Сосны Сокольников, освежённые дождём, мелькали на ходу трамвая. Да уже бывали такие веские опровержения ТАСС – за Германию, что она не враждебна нам и не готовит войны, – никто ничего не ждал…
На Стромынке Нержин попал в комнату, где стояло семь кроватей, пять занятых, и жили гуманитарии – из МГУ и МИФЛИ. Они ещё не разговорились после позднего сна, кто-то из них брился, кто-то ещё безсмысленно лежал, один укладывал в чемодан вещи, а вещи были сплошь книги, и хозяин, не удерживаясь, любовно листал их.
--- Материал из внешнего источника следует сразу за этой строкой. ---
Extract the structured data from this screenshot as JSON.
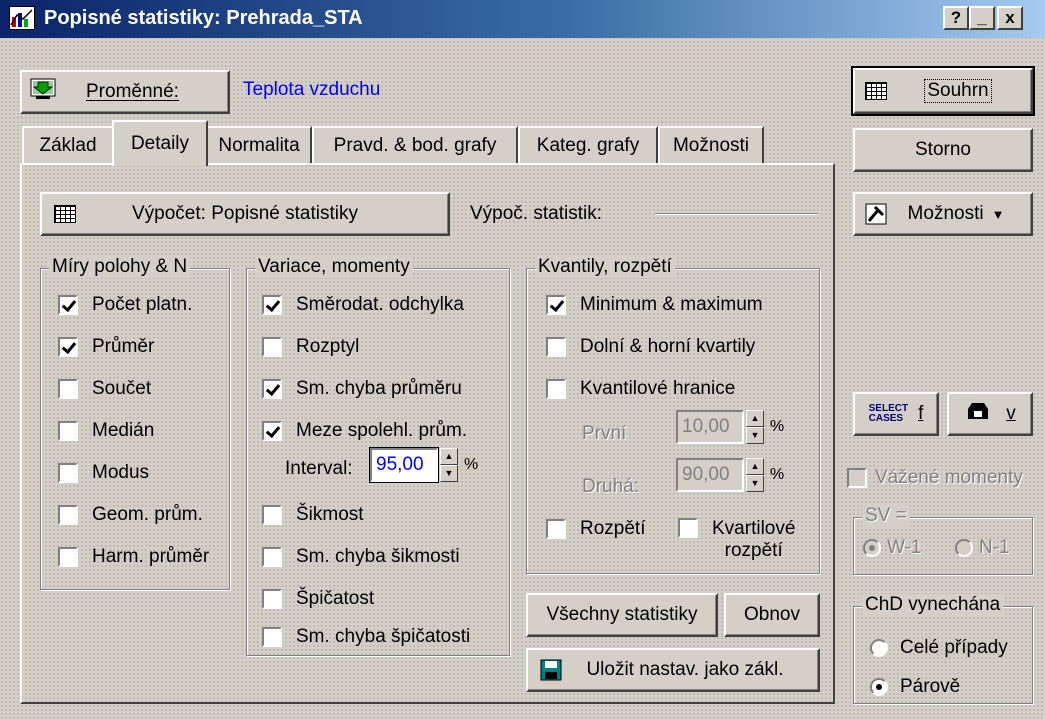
{
  "window": {
    "title": "Popisné statistiky: Prehrada_STA",
    "caption_buttons": [
      "?",
      "_",
      "x"
    ]
  },
  "variables": {
    "button_label": "Proměnné:",
    "value": "Teplota vzduchu"
  },
  "tabs": [
    "Základ",
    "Detaily",
    "Normalita",
    "Pravd. & bod. grafy",
    "Kateg. grafy",
    "Možnosti"
  ],
  "active_tab": "Detaily",
  "compute": {
    "button_label": "Výpočet: Popisné statistiky",
    "stat_label": "Výpoč. statistik:"
  },
  "groups": {
    "location": {
      "title": "Míry polohy & N",
      "items": [
        {
          "label": "Počet platn.",
          "checked": true
        },
        {
          "label": "Průměr",
          "checked": true
        },
        {
          "label": "Součet",
          "checked": false
        },
        {
          "label": "Medián",
          "checked": false
        },
        {
          "label": "Modus",
          "checked": false
        },
        {
          "label": "Geom. prům.",
          "checked": false
        },
        {
          "label": "Harm. průměr",
          "checked": false
        }
      ]
    },
    "variation": {
      "title": "Variace, momenty",
      "items": [
        {
          "label": "Směrodat. odchylka",
          "checked": true
        },
        {
          "label": "Rozptyl",
          "checked": false
        },
        {
          "label": "Sm. chyba průměru",
          "checked": true
        },
        {
          "label": "Meze spolehl. prům.",
          "checked": true
        },
        {
          "label": "Šikmost",
          "checked": false
        },
        {
          "label": "Sm. chyba šikmosti",
          "checked": false
        },
        {
          "label": "Špičatost",
          "checked": false
        },
        {
          "label": "Sm. chyba špičatosti",
          "checked": false
        }
      ],
      "interval_label": "Interval:",
      "interval_value": "95,00",
      "percent": "%"
    },
    "quantiles": {
      "title": "Kvantily, rozpětí",
      "items": [
        {
          "label": "Minimum & maximum",
          "checked": true
        },
        {
          "label": "Dolní & horní kvartily",
          "checked": false
        },
        {
          "label": "Kvantilové hranice",
          "checked": false
        }
      ],
      "first_label": "První",
      "first_value": "10,00",
      "second_label": "Druhá:",
      "second_value": "90,00",
      "percent": "%",
      "range_label": "Rozpětí",
      "range_checked": false,
      "iqr_label_1": "Kvartilové",
      "iqr_label_2": "rozpětí",
      "iqr_checked": false
    }
  },
  "bottom_buttons": {
    "all_stats": "Všechny statistiky",
    "reset": "Obnov",
    "save_defaults": "Uložit nastav. jako zákl."
  },
  "right_panel": {
    "summary": "Souhrn",
    "cancel": "Storno",
    "options": "Možnosti",
    "select_cases_icon_1": "SELECT",
    "select_cases_icon_2": "CASES",
    "select_cases_letter": "f",
    "weight_letter": "v",
    "weighted_moments": "Vážené momenty",
    "sv_title": "SV =",
    "sv_options": [
      "W-1",
      "N-1"
    ],
    "sv_selected": "W-1",
    "md_title": "ChD vynechána",
    "md_options": [
      "Celé případy",
      "Párově"
    ],
    "md_selected": "Párově"
  },
  "icons": {
    "app": "chart-icon",
    "variables": "variables-arrow-icon",
    "summary": "summary-grid-icon",
    "options": "options-icon",
    "save": "floppy-disk-icon",
    "weight": "weight-icon"
  }
}
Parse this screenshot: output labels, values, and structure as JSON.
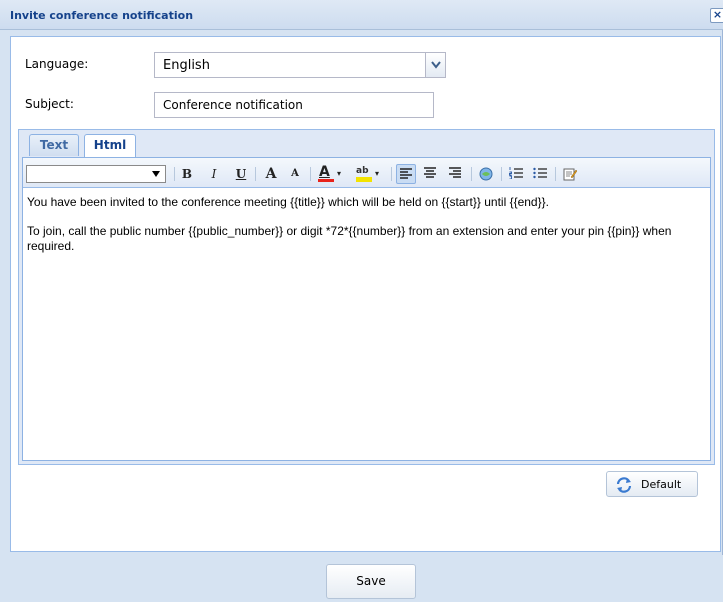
{
  "window": {
    "title": "Invite conference notification",
    "close_glyph": "×"
  },
  "form": {
    "language_label": "Language:",
    "language_value": "English",
    "subject_label": "Subject:",
    "subject_value": "Conference notification"
  },
  "tabs": [
    {
      "label": "Text",
      "active": false
    },
    {
      "label": "Html",
      "active": true
    }
  ],
  "toolbar": {
    "font_family_value": "",
    "buttons": [
      {
        "name": "bold-icon",
        "glyph": "B"
      },
      {
        "name": "italic-icon",
        "glyph": "I"
      },
      {
        "name": "underline-icon",
        "glyph": "U"
      },
      {
        "name": "grow-font-icon",
        "glyph": "A"
      },
      {
        "name": "shrink-font-icon",
        "glyph": "A"
      },
      {
        "name": "font-color-icon",
        "glyph": "A"
      },
      {
        "name": "highlight-color-icon",
        "glyph": "ab"
      },
      {
        "name": "align-left-icon",
        "active": true
      },
      {
        "name": "align-center-icon"
      },
      {
        "name": "align-right-icon"
      },
      {
        "name": "insert-link-icon"
      },
      {
        "name": "ordered-list-icon"
      },
      {
        "name": "unordered-list-icon"
      },
      {
        "name": "source-edit-icon"
      }
    ],
    "colors": {
      "font_color": "#e8231b",
      "highlight_color": "#f3e300"
    }
  },
  "editor": {
    "paragraphs": [
      "You have been invited to the conference meeting {{title}} which will be held on {{start}} until {{end}}.",
      "To join, call the public number {{public_number}} or digit *72*{{number}} from an extension and enter your pin {{pin}} when required."
    ]
  },
  "buttons": {
    "default_label": "Default",
    "save_label": "Save"
  },
  "colors": {
    "title_text": "#15428b",
    "panel_border": "#99bbe8",
    "window_bg": "#d6e3f2"
  }
}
Все покосились на Нержина, как пассажиры купейного вагона на мужика с мешком застаревшего сала и сапогами, смазанными дёгтем.
Дождь за окном перестал, но ещё не все подсохли капли на стёклах{216}. По радио передавали двенадцатичасовой выпуск последних известий. Пока Нержин располагался на койке и очищал тумбочку от мусора своего предшественника, известия шли своим чередом отведенных им пятнадцати минут, были безцветны и безоблачны. Кроме всех наших побед в социалистическом соревновании кто-то бастовал в Порто-Рико; безработные в Бразилии захватили машину с молоком, но не выпили его, как можно было ожидать, а вылили в канаву; гнусные финские социал-демократы опять клевещут на Советский Союз; а безжалостные колонизаторы в Индии опять наживаются. Один студент вяло встал, выдернуть вилку громкоговорителя, другой задержал: «подожди, концерт будет». Первый застыл с поднятой рукой – а диктор объявил речь Молотова.
Словно разряд, спаявающий металлы, проскочил между шестью сердцами будущих историков и экономистов. В каком-то едином вздроге они вскочили, замерли кто где – и так слушали, изредка обмениваясь охмуренными взглядами. Черноватые обрывки растягиваемых туч, как уже прорвавшиеся дивизии врага, стремительно неслись по мутно-облачному небу. Мир – ладный, закономерный, удобный – раскололся, дал зияющую трещину, не покрываемую хлипким мостиком Нашего Правого Дела…
Единосогласно это ощущалось – как удар огромного тарана Истории. Нечто великое. Это – эпоха.